The bows and sterns of the French ships were exposed to the short-range, heavily concentrated bombardment of enemy broadsides as the British ships passed through their line. The shot, passing down the length of the French ships, did maximum damage. The gun-decks became a smoking chaos of splintered wood and pulped flesh. The tropical seas around the ships reddened as bodies were tipped overboard. Return fire from the meagrely armed bows and sterns of the French ships was minimal.
Caught between the two intersecting lines, de Grasse himself was surrounded. He fought until the sun began to set, and only when there were just three men left standing on the upper deck of his flagship, by now battered beyond recognition, did he strike his colours.
With 3,000 French killed and a quarter of their fleet captured or sunk, the Battle of the Saints was over.
Rodney had won a decisive victory over a fleet of equal force. He had captured a French commander and his flagship. Jamaica was safe and the way paved for the reconquest of the islands previously lost. Despite all this, Rodney was criticised.
Rear Admiral Samuel Hood, who had brought up the rear of the fleet, believed that Rodney should have pursued the French further, and told Rodney so the following day. He condemned Rodney’s approach, stating:

Had I had the honour of commanding his Majesty’s noble fleet on the 12th, I may, without much imputation of vanity, say the flag of England should now have graced the sterns of UPWARDS of twenty sail of the enemy’s ships of the line.

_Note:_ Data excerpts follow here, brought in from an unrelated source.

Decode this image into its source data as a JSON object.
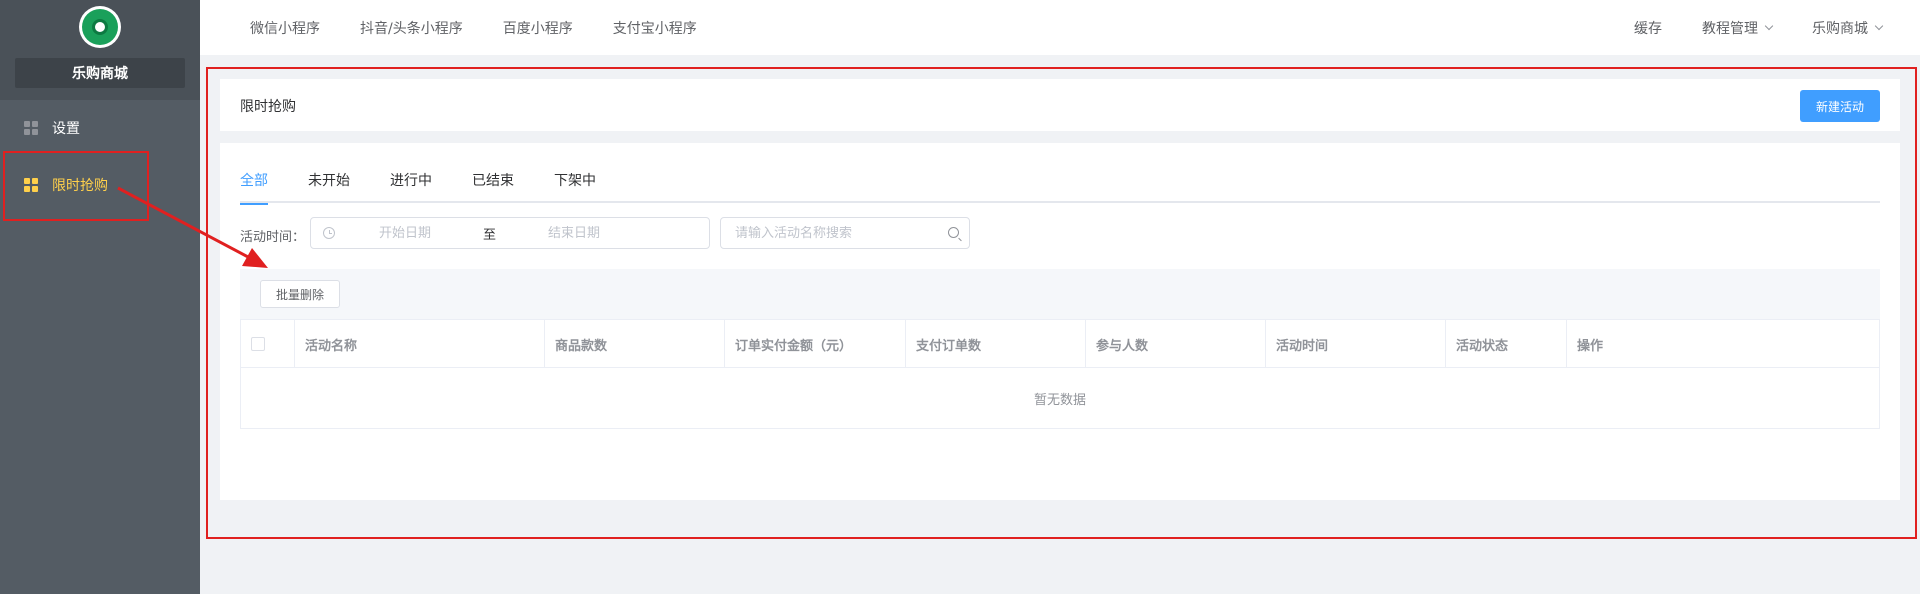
{
  "sidebar": {
    "shop_name": "乐购商城",
    "items": [
      {
        "label": "设置",
        "icon": "grid-icon"
      },
      {
        "label": "限时抢购",
        "icon": "grid-icon",
        "active": true
      }
    ]
  },
  "topnav": {
    "tabs": [
      "微信小程序",
      "抖音/头条小程序",
      "百度小程序",
      "支付宝小程序"
    ],
    "right": {
      "cache": "缓存",
      "tutorial": "教程管理",
      "shop": "乐购商城"
    }
  },
  "page": {
    "title": "限时抢购",
    "new_button": "新建活动"
  },
  "tabs": [
    "全部",
    "未开始",
    "进行中",
    "已结束",
    "下架中"
  ],
  "filter": {
    "label": "活动时间：",
    "start_placeholder": "开始日期",
    "separator": "至",
    "end_placeholder": "结束日期",
    "search_placeholder": "请输入活动名称搜索"
  },
  "toolbar": {
    "batch_delete": "批量删除"
  },
  "table": {
    "columns": [
      "活动名称",
      "商品款数",
      "订单实付金额（元）",
      "支付订单数",
      "参与人数",
      "活动时间",
      "活动状态",
      "操作"
    ],
    "empty_text": "暂无数据"
  },
  "colors": {
    "sidebar_bg": "#545c64",
    "active_menu": "#ffd04b",
    "primary": "#409eff",
    "annotation": "#e02020"
  }
}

Rodney’s captain, Sir Charles Douglas, was also quick to criticise, claiming, as so many others did subsequently, that the order to break the line had been his idea. Pamphlets were published insisting that the manoeuvre had been carried out in previous actions by various different commanders. And so the on-going debate over who really dreamed up the ‘breaking the line’ tactic began.

Rodney’s critical decision on 12 April 1782 may have been influenced by the men around him. It may have been some mix of accident and opportunism in the heat of battle. Or it may have been the execution of a carefully thought-out plan. We will probably never know. Perhaps it hardly matters. Perhaps it is an oversimplification to imagine that it has to be one thing or the other.

Changes in tactics are born of circumstance and previous experience. They develop over many years of combat and adapting to many combinations of new surroundings. Rodney’s decision to break the line was probably the product of a growing awareness among British naval officers of the potential advantages of the manoeuvre if it could be managed.

What can be said of Rodney is that he came to symbolise the re-establishment of British naval supremacy after half a century in which the French had often had the upper hand. That supremacy would achieve its ultimate consummation 23 years later, when the Royal Navy’s greatest admiral would win its greatest victory. At Trafalgar, the tactic pioneered by Rodney at the Saints would produce a triumph so complete that it destroyed more than half the opposing fleet and scuppered Napoleon’s plans for the invasion of England. Nelson was the master naval tactician. But Rodney was the great pioneer.

1 Comment

  1. Actually, Sir Charles Douglas never claimed in public that he had the idea for breaking the line. It was his son, along with many eyewitnesses, who made that claim for him. In order to believe the second-hand accounts and later speculation as to whose idea it really was, one is required to ignore the several accounts of those who were actually standing on the deck of the Formidable when it happened.